At the end of the day, I didn’t want to go home. I stayed at the library until it closed, reading hard books that other kids in my class didn’t even consider reading, watching fun movies that their mother’s didn’t let them watch, and playing awesome computer games they weren’t allowed to play on the weekends. I swiped a pack of gum from an outdoor merchant when he wasn’t looking, and took off down the street. I popped a few sticks of the bubblegum in my mouth and blew huge bubbles that Mother would be proud of. I spit the gum out before I got home.
I tentatively cracked the front door open, and peaked inside. I tumbled forward when someone tugged on it from the inside.  I winced when my backpack landed on my right shin.

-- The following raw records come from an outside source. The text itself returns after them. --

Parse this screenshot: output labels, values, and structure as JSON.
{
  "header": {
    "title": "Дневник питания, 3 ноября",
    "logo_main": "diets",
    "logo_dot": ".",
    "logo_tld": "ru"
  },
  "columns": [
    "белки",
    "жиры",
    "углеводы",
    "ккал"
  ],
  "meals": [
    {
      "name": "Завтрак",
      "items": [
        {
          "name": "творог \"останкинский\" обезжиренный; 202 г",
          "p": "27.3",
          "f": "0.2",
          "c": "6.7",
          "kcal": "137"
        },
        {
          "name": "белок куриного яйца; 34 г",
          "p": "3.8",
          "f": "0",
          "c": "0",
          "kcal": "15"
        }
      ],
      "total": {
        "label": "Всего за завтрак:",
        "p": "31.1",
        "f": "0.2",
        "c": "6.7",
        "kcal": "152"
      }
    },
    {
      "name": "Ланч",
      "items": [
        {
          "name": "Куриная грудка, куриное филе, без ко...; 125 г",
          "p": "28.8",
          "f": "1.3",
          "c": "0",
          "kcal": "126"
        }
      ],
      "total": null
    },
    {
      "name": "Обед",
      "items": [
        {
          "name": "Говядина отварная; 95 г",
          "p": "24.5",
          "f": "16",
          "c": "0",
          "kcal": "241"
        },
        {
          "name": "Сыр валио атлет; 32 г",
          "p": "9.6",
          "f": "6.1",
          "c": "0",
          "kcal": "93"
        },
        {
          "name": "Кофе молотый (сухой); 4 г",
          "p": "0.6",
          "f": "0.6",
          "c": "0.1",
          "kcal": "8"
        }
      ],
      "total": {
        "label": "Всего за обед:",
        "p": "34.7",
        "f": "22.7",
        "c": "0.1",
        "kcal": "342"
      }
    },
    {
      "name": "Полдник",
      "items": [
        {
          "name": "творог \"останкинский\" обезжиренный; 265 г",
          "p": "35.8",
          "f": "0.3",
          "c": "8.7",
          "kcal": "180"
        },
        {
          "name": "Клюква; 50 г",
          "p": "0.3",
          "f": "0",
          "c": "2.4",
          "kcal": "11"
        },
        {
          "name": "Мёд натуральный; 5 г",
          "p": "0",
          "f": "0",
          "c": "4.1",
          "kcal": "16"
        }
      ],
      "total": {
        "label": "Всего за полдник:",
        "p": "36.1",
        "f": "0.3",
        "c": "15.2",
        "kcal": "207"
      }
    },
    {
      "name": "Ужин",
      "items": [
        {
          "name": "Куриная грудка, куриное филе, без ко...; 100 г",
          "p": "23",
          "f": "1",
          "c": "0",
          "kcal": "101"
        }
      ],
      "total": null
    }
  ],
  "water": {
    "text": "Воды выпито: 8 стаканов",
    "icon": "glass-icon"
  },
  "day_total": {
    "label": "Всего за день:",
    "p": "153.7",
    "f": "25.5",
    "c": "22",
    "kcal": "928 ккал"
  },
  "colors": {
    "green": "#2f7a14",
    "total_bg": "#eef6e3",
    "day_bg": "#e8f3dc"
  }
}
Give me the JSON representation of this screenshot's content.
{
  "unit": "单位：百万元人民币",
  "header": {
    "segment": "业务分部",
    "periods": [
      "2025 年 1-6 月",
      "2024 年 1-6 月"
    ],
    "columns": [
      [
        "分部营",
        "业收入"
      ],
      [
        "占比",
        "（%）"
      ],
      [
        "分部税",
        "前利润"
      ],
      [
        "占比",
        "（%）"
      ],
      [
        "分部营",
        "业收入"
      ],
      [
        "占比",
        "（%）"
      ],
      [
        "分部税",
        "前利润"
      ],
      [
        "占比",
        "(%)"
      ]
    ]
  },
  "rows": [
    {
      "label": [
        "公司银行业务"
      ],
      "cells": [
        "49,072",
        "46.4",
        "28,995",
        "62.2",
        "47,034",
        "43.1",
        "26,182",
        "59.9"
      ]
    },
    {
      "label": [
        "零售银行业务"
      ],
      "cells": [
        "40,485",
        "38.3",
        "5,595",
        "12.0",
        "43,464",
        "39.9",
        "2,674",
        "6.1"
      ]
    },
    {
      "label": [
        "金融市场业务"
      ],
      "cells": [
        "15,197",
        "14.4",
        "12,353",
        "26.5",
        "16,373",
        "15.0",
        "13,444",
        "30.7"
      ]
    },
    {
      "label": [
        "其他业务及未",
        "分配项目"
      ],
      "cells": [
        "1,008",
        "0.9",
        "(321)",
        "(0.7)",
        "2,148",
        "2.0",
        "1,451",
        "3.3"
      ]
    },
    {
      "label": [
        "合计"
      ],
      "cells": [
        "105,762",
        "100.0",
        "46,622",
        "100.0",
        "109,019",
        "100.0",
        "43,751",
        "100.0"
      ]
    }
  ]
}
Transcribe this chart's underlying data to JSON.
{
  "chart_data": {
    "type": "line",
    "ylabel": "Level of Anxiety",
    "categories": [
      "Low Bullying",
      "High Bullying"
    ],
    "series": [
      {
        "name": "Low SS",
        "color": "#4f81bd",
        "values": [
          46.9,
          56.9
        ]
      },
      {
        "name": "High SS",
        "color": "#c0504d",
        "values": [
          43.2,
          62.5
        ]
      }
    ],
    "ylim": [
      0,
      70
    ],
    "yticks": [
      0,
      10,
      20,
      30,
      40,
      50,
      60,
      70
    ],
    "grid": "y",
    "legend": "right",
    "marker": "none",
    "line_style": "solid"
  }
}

That was going to leave a nasty bruise.
When I looked up, I saw the seething face of Father hovering above me. Every time he lets out a belabored breath, I can smell the sickening scent of the hard liquor he had been drinking earlier to impress his colleagues. I remembered the one time I had gone out looking for Father, and saw him laughing and conversing normally with people. I thought, is that really my father? But that night, like every other night, he came home unable to support himself.
And today, just like that night, it seemed as though I wouldn’t escape his wrath unscathed. I tried to crawl to my room where I could lock the door against his fists, but he grabbed the back of my shirt and yanked me backwards, effectively cutting off my flow of air and leaving me dazed and gasping for breath on the floor of the kitchen, where he flung me. Mother threw herself at him and screamed to me.
“Jessica, run!”
I didn’t need to be told a second time. I ran down the street to the place Mother had told me to stay if I ever couldn’t go home.
I waited there for what felt like forever. The winter air wrapped its cold and frigid fingers around my arms and left me shivering. When Mother finally came, it was like she had beaten the cold away, and all that was left, were her warm, rough hands caressing my cheek. I fell asleep in her embrace.
We’re finally free, my dreams whispered to me. The corners of my subconscious tasted and digested every facet of the word. Free.
The next morning, I woke up with both my unicorn and my lion. His shoes, shirts, pens, and alcohol, all of it was gone. But Mother was there and her breath smelled like the rest of the bubblegum I had swiped from that vendor. And it wasn’t a dream.